Retail sales slipped 0.1% in February as a downdraft in vehicle sales took a larger-than-expected toll. A delay in tax refunds until March likely exacerbated the weakness we saw in February sales. The data is seasonally adjusted to allow for a surge in spending associated with tax refunds that tends to show up in February. The data for January were also revised up slightly. Consumer spending has slowed substantially after surging during the holiday season. The extra boost to spending from building repairs and vehicle replacement following the devastating hurricanes and wildfires in late 2017 has largely played out.
The data for the month were mixed with a lot of negatives offset by a few large positives. Spending at building material and garden stores jumped 1.9% last month, reflecting the broader trend to repair and remodel. Existing homeowners are opting to remodel instead of trading up in a housing market that is tight in supply and rich in prices. First-time home buyers are being forced to invest more to bring their homes up to code. The challenge is finding contractors, who are also in short supply. It is notable that the increase in construction jobs in February was concentrated among specialty contractors who work on single-family homes instead of the large multifamily and commercial projects.
Online spending increased in February, while general merchandise stores, particularly traditional department stores, lost ground. Big-box discounters actually gained a little ground. The increase in online spending is a secular, permanent move as consumers rethink how and where they spend their money. There has also been a shift in big-ticket purchases such as furniture to online outlets. That may explain some of the broader weakness in furniture and appliance store sales despite anecdotal reports that they are gaining traction.

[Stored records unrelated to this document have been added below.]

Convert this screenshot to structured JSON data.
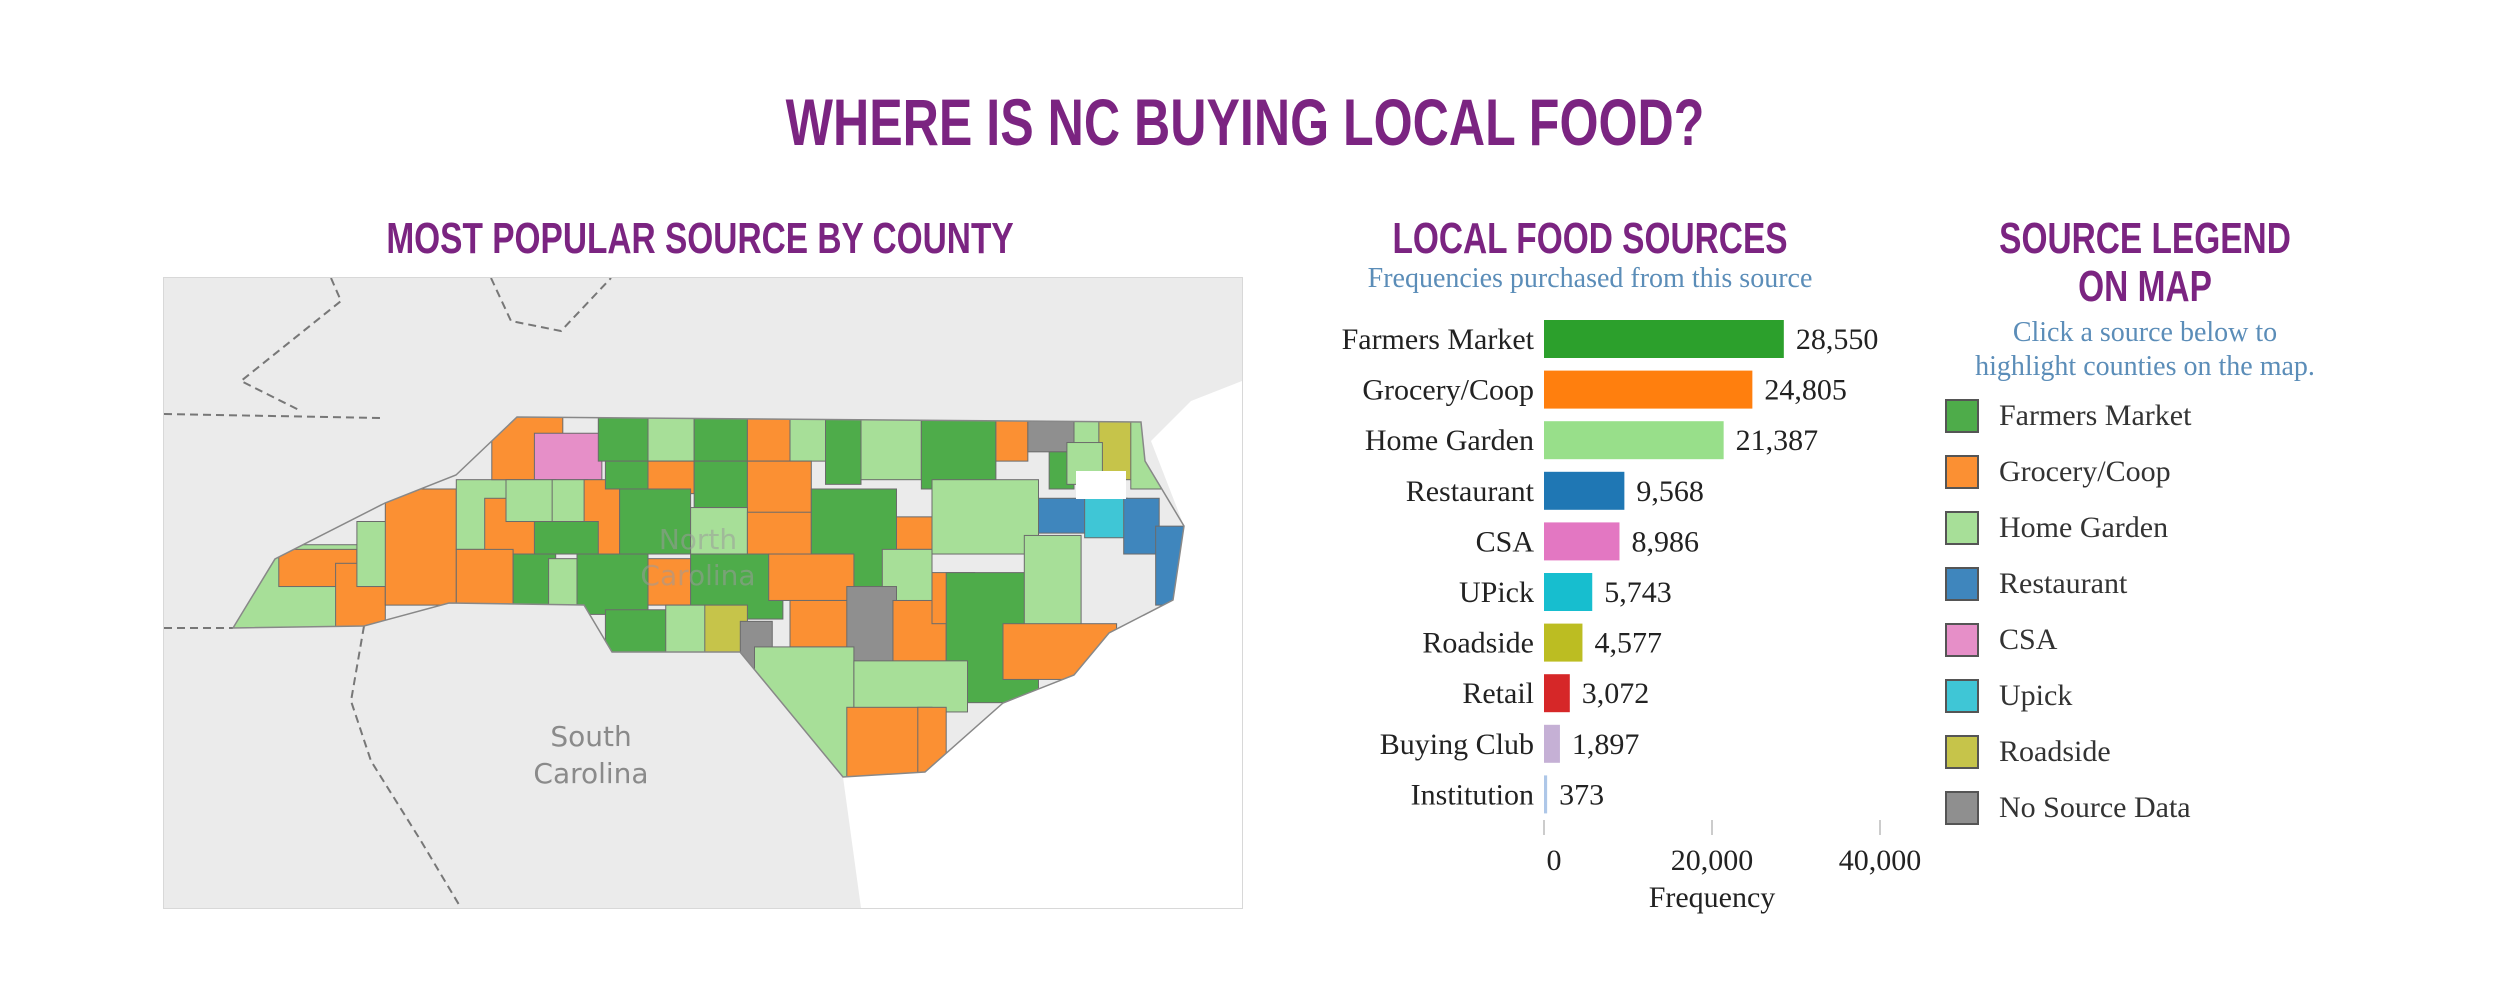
{
  "title": "WHERE IS NC BUYING LOCAL FOOD?",
  "map": {
    "title": "MOST POPULAR SOURCE BY COUNTY",
    "labels": {
      "nc1": "North",
      "nc2": "Carolina",
      "sc1": "South",
      "sc2": "Carolina"
    },
    "colors": {
      "farmers": "#4eac4a",
      "grocery": "#fb9033",
      "home": "#a7df98",
      "restaurant": "#3f86bd",
      "csa": "#e68fc8",
      "upick": "#3fc6d6",
      "roadside": "#c6c44a",
      "none": "#8f8f8f"
    }
  },
  "chart_data": {
    "type": "bar",
    "orientation": "horizontal",
    "title": "LOCAL FOOD SOURCES",
    "subtitle": "Frequencies purchased from this source",
    "xlabel": "Frequency",
    "xlim": [
      0,
      40000
    ],
    "xticks": [
      "0",
      "20,000",
      "40,000"
    ],
    "xtick_values": [
      0,
      20000,
      40000
    ],
    "grid": false,
    "categories": [
      "Farmers Market",
      "Grocery/Coop",
      "Home Garden",
      "Restaurant",
      "CSA",
      "UPick",
      "Roadside",
      "Retail",
      "Buying Club",
      "Institution"
    ],
    "values": [
      28550,
      24805,
      21387,
      9568,
      8986,
      5743,
      4577,
      3072,
      1897,
      373
    ],
    "value_labels": [
      "28,550",
      "24,805",
      "21,387",
      "9,568",
      "8,986",
      "5,743",
      "4,577",
      "3,072",
      "1,897",
      "373"
    ],
    "colors": [
      "#2ca02c",
      "#ff7f0e",
      "#98df8a",
      "#1f77b4",
      "#e377c2",
      "#17becf",
      "#bcbd22",
      "#d62728",
      "#c5b0d5",
      "#aec7e8"
    ]
  },
  "legend": {
    "title1": "SOURCE LEGEND",
    "title2": "ON MAP",
    "hint1": "Click a source below to",
    "hint2": "highlight counties on the map.",
    "items": [
      {
        "label": "Farmers Market",
        "color": "#4eac4a"
      },
      {
        "label": "Grocery/Coop",
        "color": "#fb9033"
      },
      {
        "label": "Home Garden",
        "color": "#a7df98"
      },
      {
        "label": "Restaurant",
        "color": "#3f86bd"
      },
      {
        "label": "CSA",
        "color": "#e68fc8"
      },
      {
        "label": "Upick",
        "color": "#3fc6d6"
      },
      {
        "label": "Roadside",
        "color": "#c6c44a"
      },
      {
        "label": "No Source Data",
        "color": "#8f8f8f"
      }
    ]
  }
}
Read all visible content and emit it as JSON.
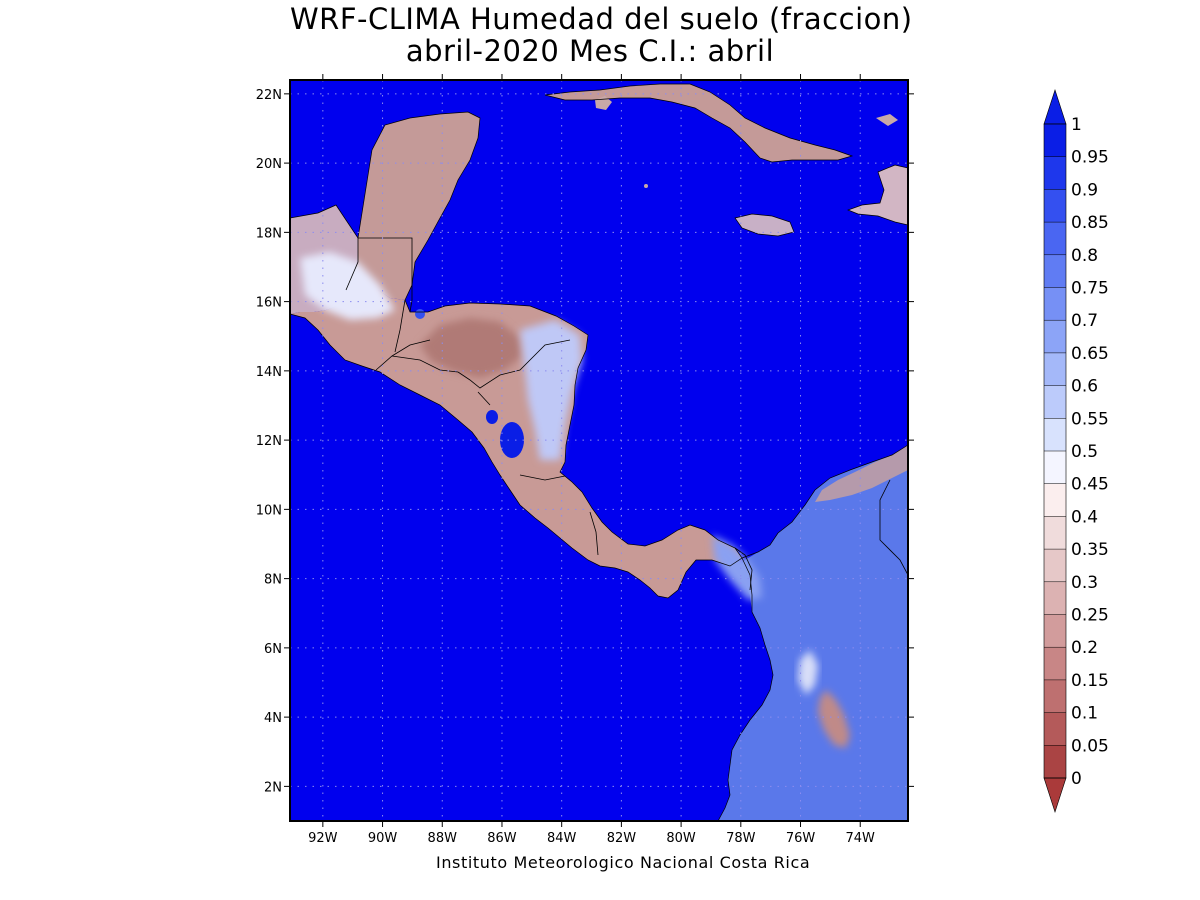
{
  "title": {
    "line1": "WRF-CLIMA Humedad del suelo (fraccion)",
    "line2": "abril-2020 Mes C.I.: abril"
  },
  "credit": "Instituto Meteorologico Nacional Costa Rica",
  "map": {
    "lon_range": [
      -93.1,
      -72.4
    ],
    "lat_range": [
      1.0,
      22.4
    ],
    "lon_ticks": [
      "92W",
      "90W",
      "88W",
      "86W",
      "84W",
      "82W",
      "80W",
      "78W",
      "76W",
      "74W"
    ],
    "lon_tick_values": [
      -92,
      -90,
      -88,
      -86,
      -84,
      -82,
      -80,
      -78,
      -76,
      -74
    ],
    "lat_ticks": [
      "2N",
      "4N",
      "6N",
      "8N",
      "10N",
      "12N",
      "14N",
      "16N",
      "18N",
      "20N",
      "22N"
    ],
    "lat_tick_values": [
      2,
      4,
      6,
      8,
      10,
      12,
      14,
      16,
      18,
      20,
      22
    ],
    "grid": "dotted",
    "ocean_color": "#0000ee"
  },
  "colorbar": {
    "labels": [
      "1",
      "0.95",
      "0.9",
      "0.85",
      "0.8",
      "0.75",
      "0.7",
      "0.65",
      "0.6",
      "0.55",
      "0.5",
      "0.45",
      "0.4",
      "0.35",
      "0.3",
      "0.25",
      "0.2",
      "0.15",
      "0.1",
      "0.05",
      "0"
    ],
    "colors": [
      "#0a1ee6",
      "#1e37ec",
      "#3450f0",
      "#4a66f2",
      "#607cf3",
      "#7690f5",
      "#8ca4f7",
      "#a4b8f9",
      "#bccbfb",
      "#d8e2fd",
      "#f4f5ff",
      "#fbeeee",
      "#f0dcdc",
      "#e6c8c8",
      "#dcb2b2",
      "#d29c9c",
      "#c88686",
      "#be7070",
      "#b45a5a",
      "#aa4444"
    ],
    "upper_arrow_color": "#0a1ee6",
    "lower_arrow_color": "#aa3a3a"
  }
}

Spending at clothing stores rose. The increase, however, came on the heels of a sharp increase in apparel prices. After adjusting for inflation, spending on apparel actually declined, which suggests that discounting will return to this sector soon. We also saw a jump in spending at sporting goods and hobby stores.
Separately, the Producer Price Index (PPI) for final demand rose 0.2% after spiking 0.4% in January, slightly hotter than expected. The trend on pipeline inflation is much more pronounced. Total PPI has accelerated from a 2% year-over-year pace in February 2017 to a 2.8% pace in February 2018. The upward trend in the core measures for that index were a little more dramatic, with prices moving up from an annual pace of 1.8% one year ago to 2.7% today.
The bulk of those gains occurred in services, which are more susceptible to increases in wages and domestic demand than goods, which compete more directly with imports. The CPI data for the month was more benign than the data on producer prices. The question is when and whether those increases are passed along to consumers.
Federal Reserve officials will not be entirely pleased with this mix of data when they meet on March 20-21. While a rate hike is all but a foregone conclusion, inflation hawks will point to the trends in pipeline inflation and the move up in employment to justify the decision. I would not be surprised, however, if President Raphael Bostic of the Atlanta Federal Reserve Bank dissents. It will be the first time he is a voting member of the Federal Open Market Committee (FOMC), which sets rates. A dissent by Bostic would reflect the minority of Fed presidents who still oppose raising short-term interest rates.
The economy has slowed during the first quarter of 2018 but not enough to derail the Fed's plans to continue raising rates. Recent employment gains and fiscal stimulus from new tax cuts and increased federal spending suggest that any slowdown in the headline numbers will be transitory.